Romantic Spa Resort Getaways – Arizona Grand New Villas
February 19, 2009 – 1:51 am
New villas cap renovation of Arizona Grand Resort
The travel industry might call it a “staycation” or a “naycation” – a quick, budget- focused getaway close to home.
But Chris and Heather Holm of Ahwatukee said their stay last Saturday in one of Arizona Grand Resort’s new villas was as romantic and luxurious a wedding night as they could have imagined.
The Holms, who married in Chris’s mother’s backyard Saturday morning, walked into a pristine luxury suite filled that was filled with rose petals and had a view overlooking a running brook and golf course. Pristine because the Holms were the first guests to stay in the Arizona Grand Villas, which opened Feb. 1.
Waiting for them in the room were chocolate covered strawberries and sparking cider — neither of the 21-year-olds care much for champagne.
“The whole thing was very nice,” Heather Holm said Sunday. “The view really makes you feel like you are somewhere else.”
Also happy was Chris’s mother, Tammie Holm of Ahwatukee, who gave the Suite Romance Package to the newlyweds. It cost less than $300.
“I checked all around for deals and this was the best I found,” she said. “You would pay at least $500 a night for something like this at another resort.”
All three thought it was great that the couple, who met at Mountain Pointe High School, were the Arizona Grand Villa’s first guests.
“That’s really why we are staying here,” said Chris Holms, who works as an assistant supervisor at a construction warehouse.
The Villas are a new residential part of the Grand and also part of a $52-million face lift for what used to be called the Pointe at South Mountain Resort . Money has also gone into renovating rooms and constructing a new lobby with a restaurant and pro-shop that will open in March.
The expansion began in 2007, about a year after the property was purchased by Grossman Co. Properties, which a decade ago renovated the Arizona Biltmore Resort.
The 100 villas, measuring 980-to-1,380-square-feet square feet, are the expansion’s crown jewels, said Richard Behr, the Grand’s managing director. About 70 percent of them have been sold to private investors, he said.
Some investors will keep them as second or third homes while others will treat them as investments and allow the resort to rent them out to vacationing couples like the Holms. All of the Villas are maintained by the resort and come with privileges including access to the resort’s golf course, hiking trails, mountain bikes, water park and more.

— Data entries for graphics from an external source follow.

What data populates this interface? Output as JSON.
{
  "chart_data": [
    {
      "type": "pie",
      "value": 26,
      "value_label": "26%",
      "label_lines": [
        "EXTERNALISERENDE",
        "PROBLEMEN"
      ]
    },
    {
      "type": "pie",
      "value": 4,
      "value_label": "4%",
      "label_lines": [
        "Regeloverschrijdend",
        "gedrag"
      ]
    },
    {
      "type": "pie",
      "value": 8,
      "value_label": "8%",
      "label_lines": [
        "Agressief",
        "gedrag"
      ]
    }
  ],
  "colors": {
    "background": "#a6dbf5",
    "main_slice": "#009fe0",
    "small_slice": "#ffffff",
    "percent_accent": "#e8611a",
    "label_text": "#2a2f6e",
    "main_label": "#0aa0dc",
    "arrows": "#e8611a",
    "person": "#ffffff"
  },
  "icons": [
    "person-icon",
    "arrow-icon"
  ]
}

Behr expects many guests at the AAA Four Diamond-rated Grand will come from the Valley this year since convention business is down and out-of-state tourism has dropped off in the weak economy.
“Ahwatukee is a big feeder for us,” Behr said, noting that some of the community’s homes are on resort property.
Behr said about half of the resort’s business last year came from Valley visitors, including people who live as close as Tempe and Chandler. Scottsdale residents also like the resort, he said, and travel down to it because of the seven-acre water park and access to 50 miles of desert trials in South Mountain Park, he said.
Behr said Grand officials expect the trend to continue this year.
He said for many such guests, the resort itself is as important a part of a vacation as the destination – if not more so.
“We live in a world where we shop in warehouses and customer service is a recording,” he said. “Even in this economy people feel they deserve to come to a nice place and reconnect with their family. For kids, staying in a hotel is magical. It’s a chance to experience a lifestyle they don’t normally get to experience.”
Michelle Donati, public affairs supervisor for the Arizona Automobile Association, said the trend Behr has identified is going on statewide.
Other popular resorts for “staycations” include the Sheraton Wild Horse Pass near Ahwatukee and Chandler, Westin Kierland Commons Resort in north Phoenix and The Arizona Biltmore in north central Phoenix. They have packages that give an additional free night to anyone who stays three or four nights, she said.
“The economy hasn’t eliminated the need for people to get away but it is making them stay on budget,” she said.